O nome de Aída Bortnik, 64, está por trás dos maiores sucessos do cinema argentino recente.
Ela é roteirista de "A História Oficial" (86), único título latino-americano a vencer o Oscar de melhor filme estrangeiro até hoje. Professora, teve entre seus alunos o (hoje amigo) cineasta Juan José Campanella ("O Filho da Noiva").
São dela também os roteiros de outros grandes êxitos nas telas argentinas, como "La Isla" (1979), de Alejandro Doria, "Tango Feroz" (1993) e "Cenizas en el Paraiso" (1997), ambos de Marcelo Piñeyro, o indicado do país ao Oscar 2003, com "Kamchatka".
Seu próximo roteiro será filmado por Rodrigo García, filho do Nobel colombiano de Literatura Gabriel García Márquez. Contará a história do cantor chileno Victor Jara, assassinado pela repressão da ditadura Pinochet, em 73.
Bortnik integra o Movimento Argentina Resiste, sigla que reúne intelectuais e artistas dispostos a uma ação política para ajudar o país a sair da crise.
De Buenos Aires, a roteirista falou à Folha sobre as várias mortes do cinema argentino e a necessidade de resistir. (SA)
 

Folha - A sra. concorda que o cinema argentino esteja vivendo uma nova onda de vitalidade?
Aída Bortnik -
Há um novo cinema argentino a cada cinco ou dez anos. Nos anos 70, nos 80, nos 90... Em cada um desses períodos se anunciou um novo cinema argentino. Ele está sempre renascendo, porque de fato sempre está morrendo.
Não acredito nesses ciclos de novo cinema argentino. O que creio é que existam novas camadas de cineastas, felizmente. E que em todas elas há obras mais interessantes que outras.
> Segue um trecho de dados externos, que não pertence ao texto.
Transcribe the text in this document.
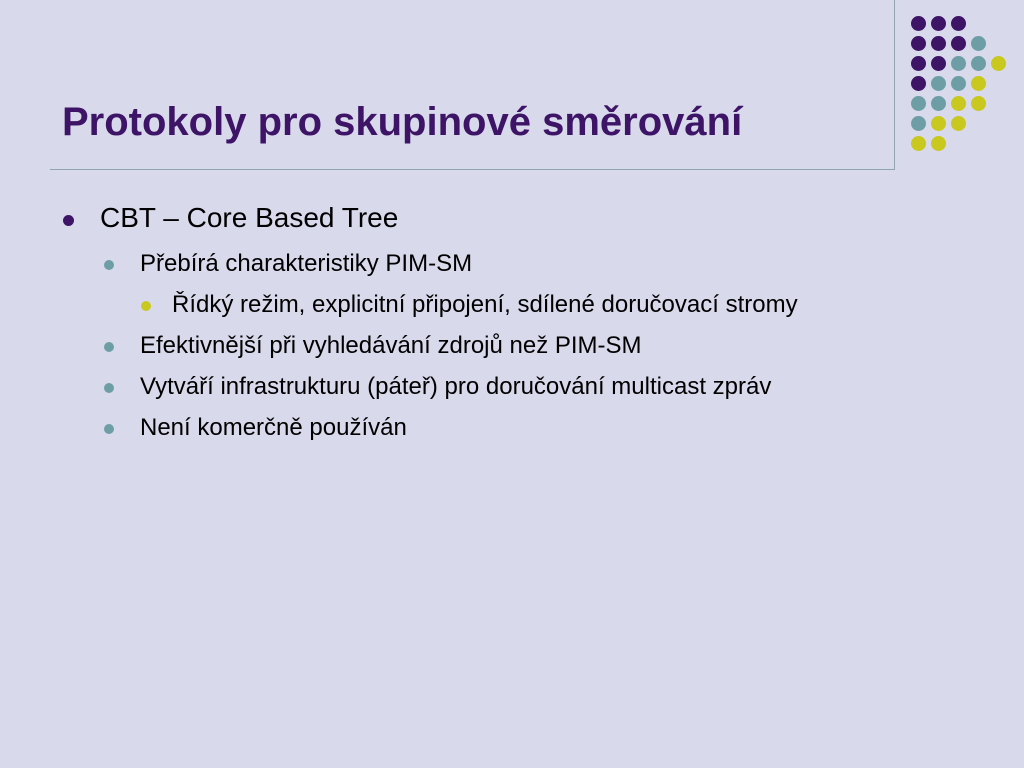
Protokoly pro skupinové směrování
CBT – Core Based Tree
Přebírá charakteristiky PIM-SM
Řídký režim, explicitní připojení, sdílené doručovací stromy
Efektivnější při vyhledávání zdrojů než PIM-SM
Vytváří infrastrukturu (páteř) pro doručování multicast zpráv
Není komerčně používán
Folha - Por que o cinema argentino está sempre morrendo?
Bortnik -
O problema -comum a toda a América Latina- é, entre outras coisas, de distribuição, de políticas de governo. O cinema às vezes tem apoio governamental e às vezes não tem apoio nenhum.
E fazer cinema sem dinheiro é impossível. O cinema é arte industrial. Não se pode cobrar ingresso para um filme que mal se ouve, por exemplo. O público já não tolera isso. Exige uma qualidade técnica, que é sempre cara.
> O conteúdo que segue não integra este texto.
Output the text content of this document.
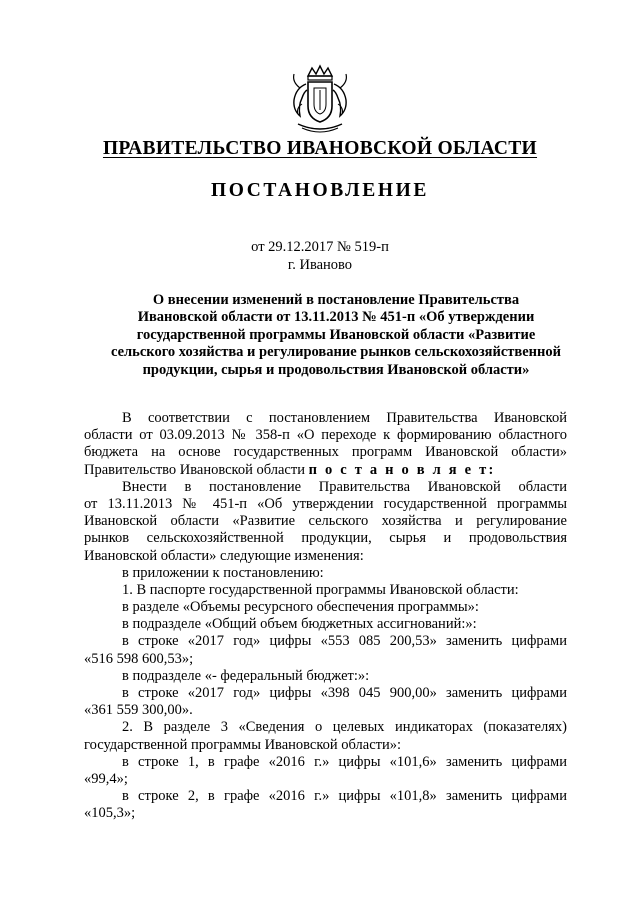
ПРАВИТЕЛЬСТВО ИВАНОВСКОЙ ОБЛАСТИ
ПОСТАНОВЛЕНИЕ
от 29.12.2017 № 519-п
г. Иваново
О внесении изменений в постановление Правительства
Ивановской области от 13.11.2013 № 451-п «Об утверждении
государственной программы Ивановской области «Развитие
сельского хозяйства и регулирование рынков сельскохозяйственной
продукции, сырья и продовольствия Ивановской области»
В соответствии с постановлением Правительства Ивановской
области от 03.09.2013 № 358-п «О переходе к формированию областного
бюджета на основе государственных программ Ивановской области»
Правительство Ивановской области п о с т а н о в л я е т:
Внести в постановление Правительства Ивановской области
от 13.11.2013 № 451-п «Об утверждении государственной программы
Ивановской области «Развитие сельского хозяйства и регулирование
рынков сельскохозяйственной продукции, сырья и продовольствия
Ивановской области» следующие изменения:
в приложении к постановлению:
1. В паспорте государственной программы Ивановской области:
в разделе «Объемы ресурсного обеспечения программы»:
в подразделе «Общий объем бюджетных ассигнований:»:
в строке «2017 год» цифры «553 085 200,53» заменить цифрами
«516 598 600,53»;
в подразделе «- федеральный бюджет:»:
в строке «2017 год» цифры «398 045 900,00» заменить цифрами
«361 559 300,00».
2. В разделе 3 «Сведения о целевых индикаторах (показателях)
государственной программы Ивановской области»:
в строке 1, в графе «2016 г.» цифры «101,6» заменить цифрами
«99,4»;
в строке 2, в графе «2016 г.» цифры «101,8» заменить цифрами
«105,3»;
Folha - O que levou os intelectuais do Movimento Argentina Resiste a se reunirem?
Bortnik -
O primeiro pensamento é sobre a banalização da cultura no mundo inteiro que significou a globalização -o fato de que todos vêem a mesma coisa, da mesma maneira, ao mesmo tempo. Isso devora identidades. A argentina teve uma identidade cultural muito rica e ainda tem expoentes dessa identidade.
A sensação por que estamos passando -de desprezo, de humilhação, de pobreza, de miséria, de corrupção- foi tão forte no país, que, muito tardiamente, muito depois que as pessoas comuns saíram às ruas para exigir trabalho e direitos, os intelectuais começaram a se perguntar onde estavam, qual era seu papel.
O mínimo que podíamos fazer era dizer que a cultura argentina existe e resiste a essa tentativa de enfraquecê-la, de desconhecê-la, de trivializá-la, de negá-la. Resiste a esse mandato de desaparição.
É disso que trata o movimento -de se reunir para pensar o que fazer para que nossa cultura não apenas não morra, como seja transmitida e gere novas expressões artísticas. Não se trata de defender os que já existimos e temos uma obra -e queremos seguir com ela, obviamente-, mas sobretudo de defender a possibilidade de que as novas gerações tenham alimentos suficientes para educar-se e educação suficiente para ter acesso à cultura.

Folha - E como pretendem alcançar esse objetivo?
Bortnik -
Sentimos que devíamos ir até as pessoas. Já não basta abrir uma exposição, fazer um show, estrear uma peça num teatro. É preciso ir aonde as pessoas estão e de onde não podem sair porque não têm dinheiro, não têm estímulo, não têm sapatos, não têm comida.